7Western Sydney Local Health District, Sydney, Sydney,

8School of Women’s and Children’s Health, University of New South wales, Sydney, Australia,

9NSW Health Pathology, Randwick, Australia,

10Schools of Medical Sciences, Biotechnology and Biomolecular Sciences, and Women’s and Children’s Health, University of New South Wales, Sydney, Australia


As occurs in many tertiary care children’s hospitals, those in Sydney and northern NSW have had different approaches to screening, diagnosis and management of congenital cytomegalovirus (CMV) infection. The two Sydney children’s hospitals were brought under the one umbrella in the Sydney Children’s Hospitals Network (SCHN) in 2010, and practices are being harmonised to improve services. Over the past few years, families of infants with hearing loss have become more aware of congenital CMV and the variations in practice. International expert consensus guideline for prevention, diagnosis and therapy of congenital CMV continue to highlight the importance of targeted CMV testing in infants with hearing loss (1).

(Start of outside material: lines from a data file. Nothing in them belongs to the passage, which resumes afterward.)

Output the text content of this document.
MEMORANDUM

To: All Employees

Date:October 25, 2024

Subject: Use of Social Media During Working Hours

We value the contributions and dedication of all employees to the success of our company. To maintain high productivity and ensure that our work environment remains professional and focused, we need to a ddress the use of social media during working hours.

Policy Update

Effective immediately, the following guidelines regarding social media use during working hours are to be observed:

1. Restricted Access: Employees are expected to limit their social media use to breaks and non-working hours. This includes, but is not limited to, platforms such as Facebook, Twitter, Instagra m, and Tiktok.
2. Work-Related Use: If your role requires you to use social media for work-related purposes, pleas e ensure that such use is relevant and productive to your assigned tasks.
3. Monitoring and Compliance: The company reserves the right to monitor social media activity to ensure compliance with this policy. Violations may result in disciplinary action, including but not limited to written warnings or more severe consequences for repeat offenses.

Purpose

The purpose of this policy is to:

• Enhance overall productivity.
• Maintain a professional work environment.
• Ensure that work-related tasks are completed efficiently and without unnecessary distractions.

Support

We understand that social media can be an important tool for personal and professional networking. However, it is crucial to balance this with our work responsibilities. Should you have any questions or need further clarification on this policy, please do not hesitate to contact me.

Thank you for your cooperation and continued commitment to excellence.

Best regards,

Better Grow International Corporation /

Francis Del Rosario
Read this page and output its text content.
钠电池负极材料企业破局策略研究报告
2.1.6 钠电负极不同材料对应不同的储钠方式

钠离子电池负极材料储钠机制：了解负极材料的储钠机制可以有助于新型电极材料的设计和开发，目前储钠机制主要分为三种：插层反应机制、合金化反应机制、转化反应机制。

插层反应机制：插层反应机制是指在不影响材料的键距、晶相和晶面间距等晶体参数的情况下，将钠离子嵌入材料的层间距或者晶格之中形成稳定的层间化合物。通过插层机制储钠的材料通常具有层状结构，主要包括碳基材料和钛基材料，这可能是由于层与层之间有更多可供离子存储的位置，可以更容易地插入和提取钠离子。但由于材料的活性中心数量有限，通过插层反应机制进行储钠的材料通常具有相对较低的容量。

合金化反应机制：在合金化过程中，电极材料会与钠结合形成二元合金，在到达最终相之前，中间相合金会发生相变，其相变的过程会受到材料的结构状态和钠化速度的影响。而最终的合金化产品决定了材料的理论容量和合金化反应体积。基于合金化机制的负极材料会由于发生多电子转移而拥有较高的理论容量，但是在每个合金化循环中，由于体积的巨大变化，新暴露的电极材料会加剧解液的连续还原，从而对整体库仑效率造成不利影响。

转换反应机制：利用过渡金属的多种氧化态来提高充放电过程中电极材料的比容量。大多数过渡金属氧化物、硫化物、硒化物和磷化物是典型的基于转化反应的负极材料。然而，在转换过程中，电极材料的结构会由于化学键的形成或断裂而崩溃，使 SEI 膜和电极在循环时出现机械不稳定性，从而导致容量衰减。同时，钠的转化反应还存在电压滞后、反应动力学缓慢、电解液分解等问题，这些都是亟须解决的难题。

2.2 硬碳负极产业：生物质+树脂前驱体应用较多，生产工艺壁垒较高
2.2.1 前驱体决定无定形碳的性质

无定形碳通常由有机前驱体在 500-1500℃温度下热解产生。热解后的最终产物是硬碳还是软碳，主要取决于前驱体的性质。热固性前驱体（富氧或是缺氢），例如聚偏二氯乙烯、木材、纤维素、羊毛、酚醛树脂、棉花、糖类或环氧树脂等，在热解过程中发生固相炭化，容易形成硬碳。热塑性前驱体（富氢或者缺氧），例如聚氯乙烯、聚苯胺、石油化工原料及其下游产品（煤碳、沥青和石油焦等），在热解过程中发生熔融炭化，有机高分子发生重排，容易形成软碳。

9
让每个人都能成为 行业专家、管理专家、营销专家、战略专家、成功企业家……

Questions from clinicians, families, and the  publication of the international guideline in 2017 provided impetus for the children’s hospitals to review their practices in this area. In 2018, a working group representing paediatric hearing services, audiology, infectious diseases and virology met to work towards an evidence-based SCHN and JHH approach to the diagnosis and management of congenital CMV infection in infants with hearing loss. This collaboration has now expanded to include other partners including the SWISH coordinators.  We aim to have the entire state progressing to best international practice in this area. The work has led to a grant proposal to trial targeted congenital CMV infection screening within the scope of the SWISH.

This presentation will discuss changing practice for congenital CMV infection diagnosis and management for infants with hearing loss across tertiary children’s hospitals. The evidence, enabling factors, what we can learn from others’ experiences and the challenges will be discussed in the setting of increasing expectations and needs from families.

  1. Rawlinson WD, Boppana SB, Fowler KB, et al. Congenital cytomegalovirus infection in pregnancy and the neonate: consensus recommendations for prevention, diagnosis, and therapy. Lancet Infect Dis. 2017;17(6):e177-e88.


Dr Elizabeth Peadon (MBBS, DCH, MPH, PhD, FRACP) is a developmental paediatrician and the Head of the Deafness Centre at The Children’s Hospital at Westmead.  Dr Peadon works with children who have permanent hearing loss and their families regarding the aetiology of hearing loss, management and associated developmental issues.